Q:  What next steps will keep momentum going?

A:  To keep us moving forward, we could work on increasing compliance, which I think comes from increased awareness and education. Creating a more simplified waste stream is important too.  There are so many different types of containers on campus that it’s difficult for people to know where they are supposed to throw their stuff out.

Our group has been working to identify the types of disposables used on campus and design our signage towards it. We’d like to cut down on the number of different containers on campus. You have certain ones in 1920 Commons. Then you go over to Houston Market, and there are totally different ones. We have watched people try to figure out where to throw things. You have about 10 seconds for people to be able to easily figure out where to dispose of things or you’ve lost them — it’s all going into the nearest bin. So ease of use is huge. That combined with education gets us there.

Q:  What’s the hardest thing to dispose of?

A:  Styrofoam – it’s the stuff that has to go to the landfill because there’s nothing else we can do with it. That’s what hurts us. One of our initiatives is going to be working with our vendors to find them cost-effective alternatives to Styrofoam.

Q:  You’ve been involved with several green projects for kids on campus. Why do you see that as important?

A:  Facilities recently hosted a 4th grade science class from the Lea School, to teach them about land and water management. Members or our Urban Park and Landscape Architecture staff did mini-lessons for them on composting, plant care, beneficial insects, and soil erosion. They were really interested in the water management systems in Shoemaker Green, like the underground cistern and the rain garden.

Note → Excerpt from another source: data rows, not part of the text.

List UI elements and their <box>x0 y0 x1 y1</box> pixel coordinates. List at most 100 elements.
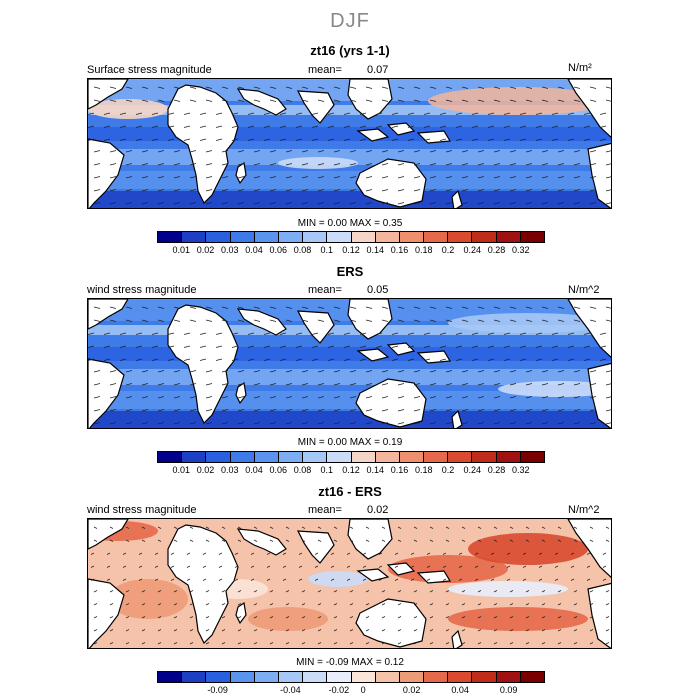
wind-vector <box>397 629 402 632</box>
wind-vector <box>317 189 325 192</box>
wind-vector <box>317 370 325 373</box>
wind-vector <box>381 306 389 309</box>
wind-vector <box>589 642 594 645</box>
colorbar-swatch <box>158 672 183 682</box>
wind-vector <box>93 202 101 205</box>
stress-band <box>88 325 611 335</box>
wind-vector <box>285 99 293 102</box>
continent-outline <box>355 158 427 208</box>
colorbar-swatch <box>399 232 425 242</box>
wind-vector <box>189 590 194 593</box>
wind-vector <box>253 539 258 542</box>
wind-vector <box>151 125 159 128</box>
wind-vector <box>413 590 418 593</box>
wind-vector <box>205 526 210 529</box>
wind-vector <box>458 578 463 581</box>
wind-vector <box>570 565 575 568</box>
wind-vector <box>407 358 415 361</box>
wind-vector <box>173 383 181 386</box>
wind-vector <box>301 526 306 529</box>
wind-vector <box>295 112 303 115</box>
wind-vector <box>218 552 223 555</box>
wind-vector <box>221 370 229 373</box>
wind-vector <box>301 616 306 619</box>
wind-vector <box>157 163 165 166</box>
wind-vector <box>234 552 239 555</box>
wind-vector <box>589 409 597 412</box>
wind-vector <box>535 358 543 361</box>
wind-vector <box>154 578 159 581</box>
wind-vector <box>199 138 207 141</box>
wind-vector <box>317 306 325 309</box>
wind-vector <box>589 163 597 166</box>
stress-band <box>88 171 611 189</box>
wind-vector <box>477 396 485 399</box>
wind-vector <box>314 565 319 568</box>
wind-vector <box>333 409 341 412</box>
wind-vector <box>381 526 386 529</box>
wind-vector <box>397 99 405 102</box>
wind-vector <box>461 150 469 153</box>
colorbar-swatch <box>399 672 425 682</box>
continent-outline <box>386 122 416 136</box>
wind-vector <box>103 125 111 128</box>
colorbar-swatch <box>230 672 255 682</box>
wind-vector <box>378 578 383 581</box>
wind-vector <box>343 332 351 335</box>
wind-vector <box>173 603 178 606</box>
wind-vector <box>301 306 309 309</box>
wind-vector <box>253 629 258 632</box>
colorbar-swatch <box>327 452 352 462</box>
wind-vector <box>125 370 133 373</box>
wind-vector <box>173 409 181 412</box>
wind-vector <box>333 383 341 386</box>
wind-vector <box>269 319 277 322</box>
wind-vector <box>205 370 213 373</box>
wind-vector <box>589 590 594 593</box>
colorbar-swatch <box>351 672 376 682</box>
wind-vector <box>365 629 370 632</box>
wind-vector <box>525 396 533 399</box>
colorbar-3 <box>157 671 545 683</box>
wind-vector <box>349 163 357 166</box>
wind-vector <box>359 138 367 141</box>
wind-vector <box>365 526 370 529</box>
wind-vector <box>141 642 146 645</box>
wind-vector <box>413 306 421 309</box>
colorbar-swatch <box>520 672 544 682</box>
wind-vector <box>413 616 418 619</box>
wind-vector <box>269 150 277 153</box>
wind-vector <box>106 565 111 568</box>
wind-vector <box>199 332 207 335</box>
panel-1-min-label: MIN = <box>297 218 325 229</box>
wind-vector <box>589 616 594 619</box>
colorbar-swatch <box>448 672 473 682</box>
wind-vector <box>541 422 549 425</box>
wind-vector <box>125 422 133 425</box>
wind-vector <box>205 319 213 322</box>
wind-vector <box>397 642 402 645</box>
wind-vector <box>493 176 501 179</box>
wind-vector <box>599 138 607 141</box>
wind-vector <box>429 590 434 593</box>
wind-vector <box>525 590 530 593</box>
wind-vector <box>445 603 450 606</box>
wind-vector <box>138 552 143 555</box>
wind-vector <box>154 552 159 555</box>
wind-vector <box>413 642 418 645</box>
wind-vector <box>442 578 447 581</box>
wind-vector <box>509 629 514 632</box>
wind-vector <box>205 163 213 166</box>
wind-vector <box>493 409 501 412</box>
wind-vector <box>285 409 293 412</box>
wind-vector <box>589 319 597 322</box>
wind-vector <box>183 112 191 115</box>
colorbar-swatch <box>327 672 352 682</box>
wind-vector <box>157 642 162 645</box>
wind-vector <box>461 99 469 102</box>
wind-vector <box>93 189 101 192</box>
wind-vector <box>205 629 210 632</box>
wind-vector <box>173 642 178 645</box>
wind-vector <box>205 642 210 645</box>
wind-vector <box>141 99 149 102</box>
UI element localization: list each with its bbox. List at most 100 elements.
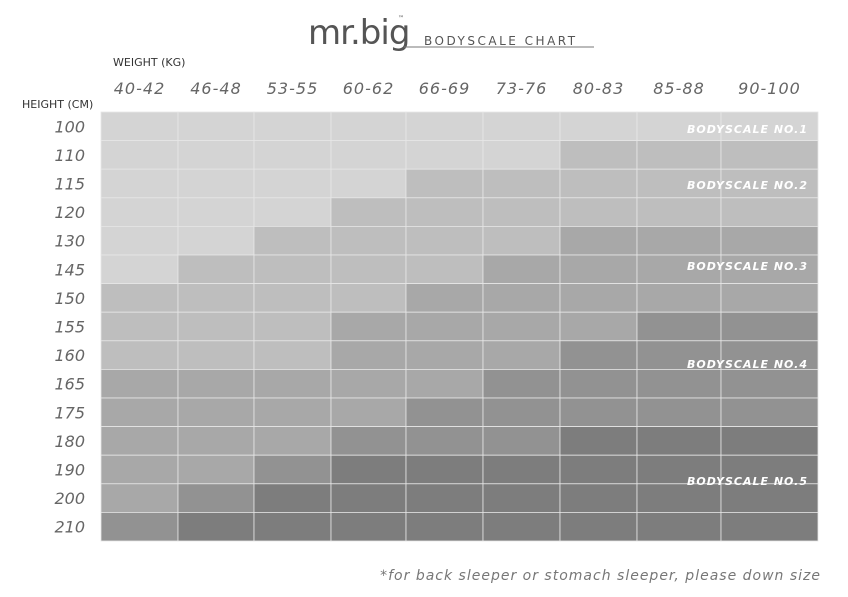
grid-cell bbox=[253, 512, 332, 542]
grid-cell bbox=[177, 311, 255, 342]
grid-cell bbox=[482, 340, 561, 370]
grid-cell bbox=[253, 483, 332, 513]
grid-cell bbox=[559, 283, 638, 313]
grid-cell bbox=[330, 483, 407, 513]
weight-label: 73-76 bbox=[496, 79, 548, 98]
trademark: ™ bbox=[398, 15, 404, 22]
grid-cell bbox=[100, 512, 179, 542]
grid-cell bbox=[559, 368, 638, 399]
grid-cell bbox=[253, 140, 332, 170]
grid-cell bbox=[100, 368, 179, 399]
grid-cell bbox=[636, 140, 722, 170]
scale-label: BODYSCALE NO.5 bbox=[687, 475, 808, 488]
scale-label: BODYSCALE NO.3 bbox=[687, 260, 808, 273]
grid-cell bbox=[177, 254, 255, 285]
grid-cell bbox=[100, 111, 179, 142]
grid-cell bbox=[482, 311, 561, 342]
grid-cell bbox=[720, 454, 819, 485]
grid-cell bbox=[253, 283, 332, 313]
grid-cell bbox=[253, 197, 332, 227]
height-label: 155 bbox=[54, 318, 85, 337]
grid-cell bbox=[720, 483, 819, 513]
grid-cell bbox=[330, 168, 407, 199]
grid-cell bbox=[720, 140, 819, 170]
height-label: 150 bbox=[54, 289, 85, 308]
grid-cell bbox=[720, 311, 819, 342]
grid-cell bbox=[636, 512, 722, 542]
grid-cell bbox=[636, 225, 722, 256]
grid-cell bbox=[177, 397, 255, 428]
grid-cell bbox=[482, 397, 561, 428]
grid-cell bbox=[253, 426, 332, 456]
grid-cell bbox=[177, 140, 255, 170]
grid-cell bbox=[559, 426, 638, 456]
grid-cell bbox=[559, 140, 638, 170]
weight-axis-label: WEIGHT (KG) bbox=[113, 56, 185, 69]
height-label: 160 bbox=[54, 346, 85, 365]
grid-cell bbox=[720, 283, 819, 313]
grid-cell bbox=[100, 397, 179, 428]
grid-cell bbox=[330, 340, 407, 370]
grid-cell bbox=[253, 168, 332, 199]
grid-cell bbox=[482, 454, 561, 485]
grid-cell bbox=[482, 197, 561, 227]
grid-cell bbox=[253, 454, 332, 485]
grid-cell bbox=[636, 454, 722, 485]
grid-cell bbox=[100, 168, 179, 199]
grid-cell bbox=[559, 483, 638, 513]
grid-cell bbox=[720, 340, 819, 370]
height-label: 165 bbox=[54, 375, 85, 394]
grid-cell bbox=[559, 197, 638, 227]
logo: mr.big bbox=[308, 13, 409, 53]
grid-cell bbox=[482, 483, 561, 513]
grid-cell bbox=[330, 140, 407, 170]
grid-cell bbox=[177, 368, 255, 399]
grid-cell bbox=[559, 254, 638, 285]
weight-label: 66-69 bbox=[419, 79, 471, 98]
grid-cell bbox=[636, 283, 722, 313]
scale-label: BODYSCALE NO.2 bbox=[687, 179, 808, 192]
grid-cell bbox=[405, 168, 484, 199]
grid-cell bbox=[720, 225, 819, 256]
grid-cell bbox=[253, 254, 332, 285]
grid-cell bbox=[330, 426, 407, 456]
grid-cell bbox=[100, 197, 179, 227]
grid-cell bbox=[330, 254, 407, 285]
grid-cell bbox=[720, 111, 819, 142]
grid-cell bbox=[405, 197, 484, 227]
grid-cell bbox=[636, 197, 722, 227]
grid-cell bbox=[636, 397, 722, 428]
grid-cell bbox=[177, 225, 255, 256]
grid-cell bbox=[100, 225, 179, 256]
grid-cell bbox=[405, 512, 484, 542]
grid-cell bbox=[405, 397, 484, 428]
grid-cell bbox=[559, 168, 638, 199]
chart-title: BODYSCALE CHART bbox=[424, 34, 578, 48]
grid-cell bbox=[253, 111, 332, 142]
grid-cell bbox=[330, 311, 407, 342]
grid-cell bbox=[177, 454, 255, 485]
grid-cell bbox=[253, 311, 332, 342]
grid-cell bbox=[405, 140, 484, 170]
scale-label: BODYSCALE NO.1 bbox=[687, 123, 808, 136]
height-axis-label: HEIGHT (CM) bbox=[22, 98, 93, 111]
grid-cell bbox=[177, 426, 255, 456]
weight-label: 80-83 bbox=[573, 79, 625, 98]
height-label: 100 bbox=[54, 117, 85, 136]
grid-cell bbox=[177, 168, 255, 199]
grid-cell bbox=[636, 311, 722, 342]
height-label: 175 bbox=[54, 403, 85, 422]
weight-label: 90-100 bbox=[738, 79, 801, 98]
grid-cell bbox=[253, 397, 332, 428]
grid-cell bbox=[559, 111, 638, 142]
grid-cell bbox=[559, 397, 638, 428]
weight-label: 53-55 bbox=[267, 79, 319, 98]
grid-cell bbox=[405, 454, 484, 485]
grid-cell bbox=[100, 140, 179, 170]
grid-cell bbox=[559, 454, 638, 485]
grid-cell bbox=[177, 483, 255, 513]
height-label: 210 bbox=[54, 518, 85, 537]
scale-label: BODYSCALE NO.4 bbox=[687, 358, 808, 371]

In April for Take Your Children to Work Day, Facilities does similar demos for Penn kids about compost tea and how good bugs can help our landscapes. These activities are important because if we’re going to change anything, that’s where it’s going to happen, with the kids. And, I really think they “get it.” They understand the difference between using poisons or using good bugs to kill bad bugs. Children are really open to information and change.